Hundreds Of Thousands Of Syrians Have Sought Refuge In Turkey And This Is How They Live

The border town of Akcakale is now home to thousands of Syrian refugees, a fraction of the 2.2 million people the U.N. estimates have fled since the conflict began. These photos show how they live.

After more than a decade working as a brick mason in cities far from home, Ahmed Idriss saved enough money to build a five-room house in his village in northern Syria.

Last November, like thousands of Syrians fleeing the carnage, Idriss arrived with his wife and surviving son in Akcakale, a border town in southern Turkey.

Idriss and his family found a spot in the camp, Turkey's largest, filled well over capacity with some 27,000 people living among 5,000 tents.

Idriss felt lucky to be in the camp. Akcakale, like many camps in Turkey, is often full.

Some refugees, like the family that opened the popular Syrian restaurant pictured here, have been successful in Akcakale.

One recent evening just across the street from the camp, some of these families were huddled under blankets on the rocky ground.

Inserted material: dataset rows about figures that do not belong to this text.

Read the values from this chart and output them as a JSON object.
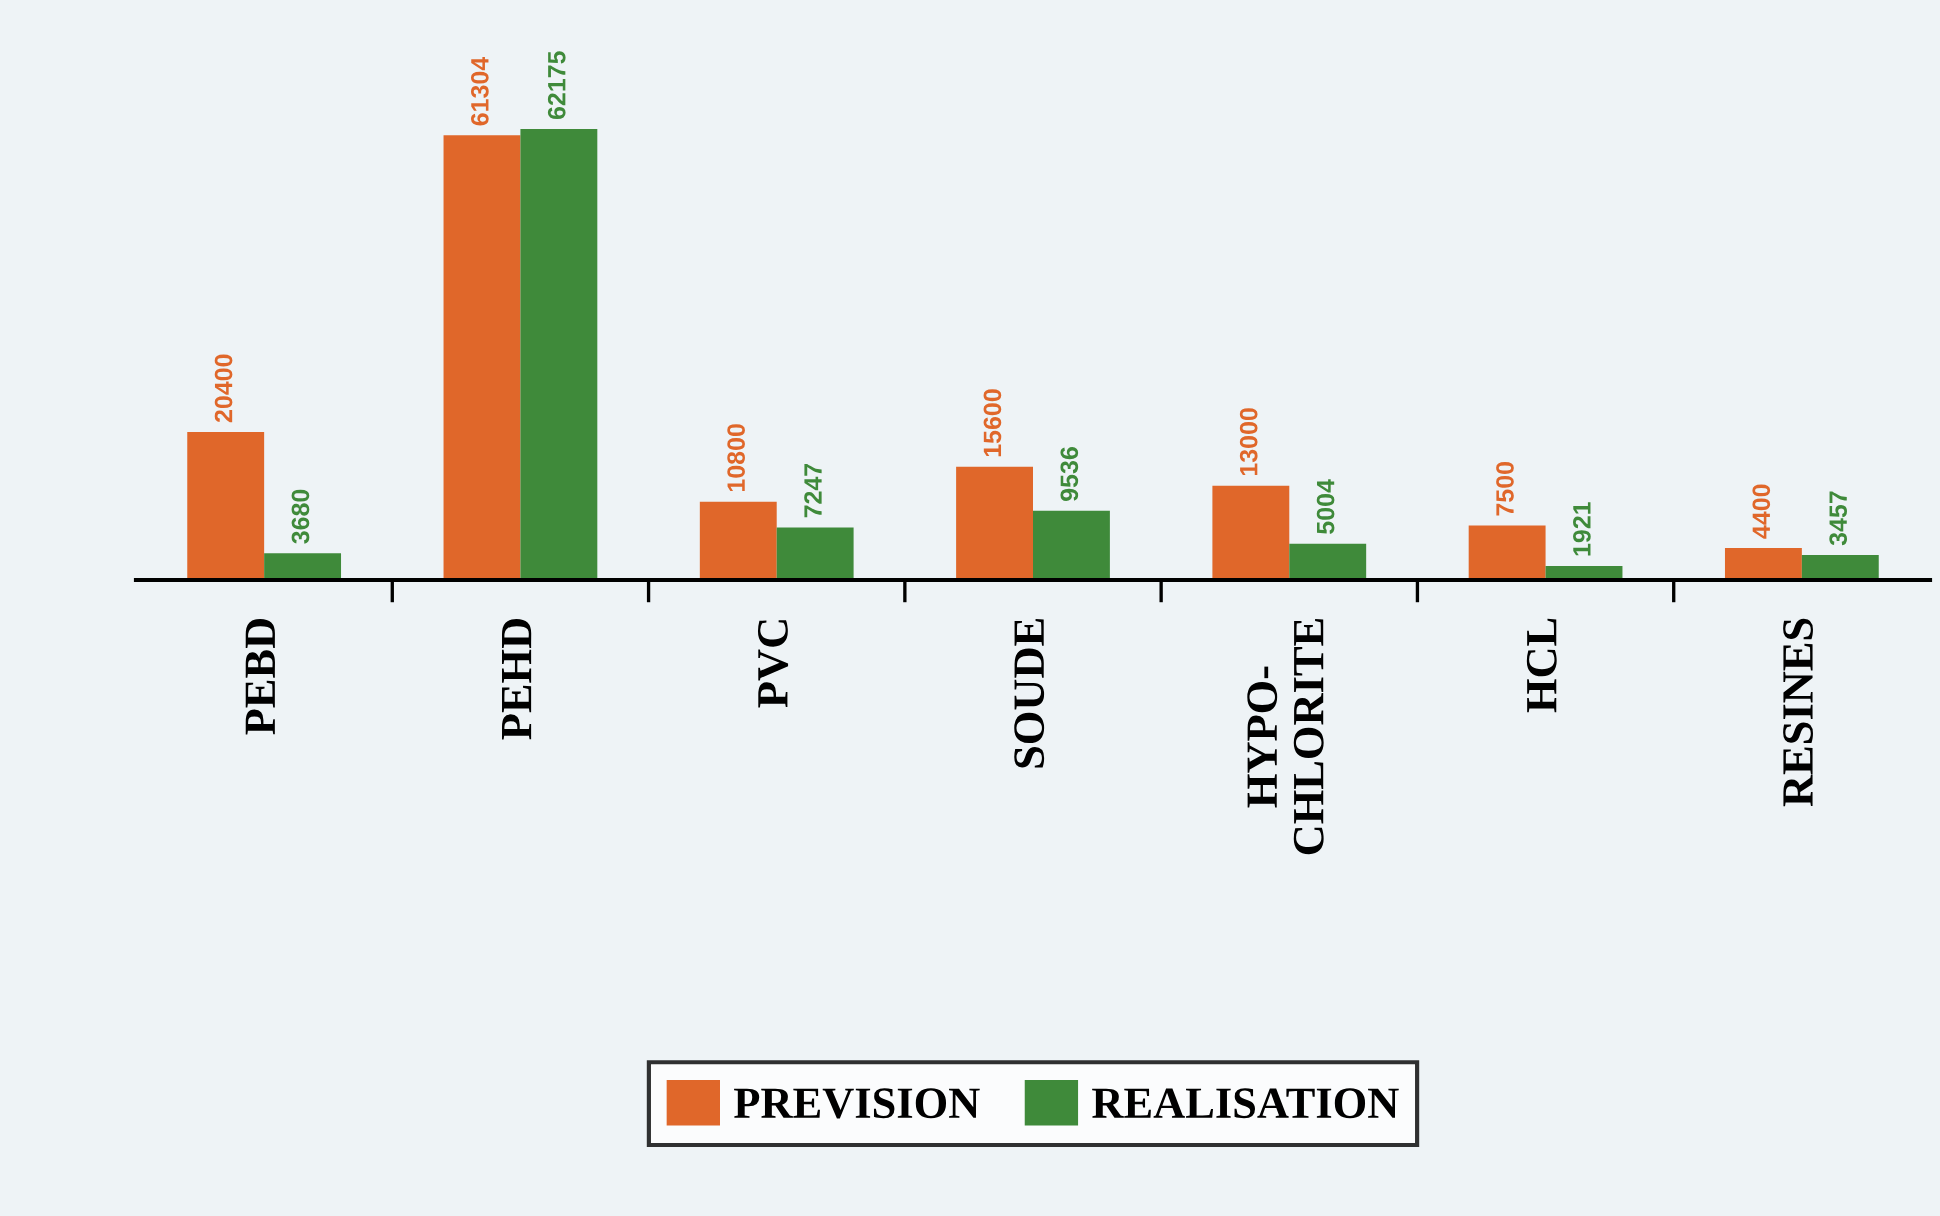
{
  "chart_data": {
    "type": "bar",
    "categories": [
      "PEBD",
      "PEHD",
      "PVC",
      "SOUDE",
      "HYPO-\nCHLORITE",
      "HCL",
      "RESINES"
    ],
    "series": [
      {
        "name": "PREVISION",
        "color": "#e0672a",
        "values": [
          20400,
          61304,
          10800,
          15600,
          13000,
          7500,
          4400
        ]
      },
      {
        "name": "REALISATION",
        "color": "#3f8a3a",
        "values": [
          3680,
          62175,
          7247,
          9536,
          5004,
          1921,
          3457
        ]
      }
    ],
    "data_labels": true,
    "legend": "bottom",
    "grid": false
  }
}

"The people are starving, and we are begging them to let us inside," he said.

Idriss sought out the camp for the same reason many Syrians do — the area has close ties to Syria, and many residents speak Arabic, making the newcomers feel more at home.

The camp is arranged in rows of white tents, usually tall enough to crouch inside, and outfitted with power and electric heaters.

Residents can shop at rows of stores and supermarkets using special debit cards.

Inside the crowded tents, they try to recreate some semblance of home — cooking traditional Syrian food, like the woman making sambousek here, and keeping small televisions tuned to Arabic-language TV.

But the conflict just across the border is a constant presence.

Residents also describe a crippling sense of limbo as time ticks by.

A lawyer named Abdul Razzaq Qaleh sat in his tent with a son who hoped to follow in his footsteps but had been forced to flee Syria during his first year of law school, and now worked in a local cell phone shop.

When he arrived at his tent in Akcakale, Idriss, the brick mason from northern Syria, found the ground full of rocks and reeking puddles.

He removed the rocks and shoveled away the water, and he leveled the land and covered it with a layer of cement. Then he erected two tents on the small plot, making one into a sitting room.

He also rigged up an irrigation system that brought running water to the new yard and filled it with flowers and plants.

The pigeons he now keeps on the roof tapped overhead as he sipped tea inside the sitting room on Sunday.

“If we go back to Syria, it will take me a month at the most to rebuild the house and to plant the roses again,” he said.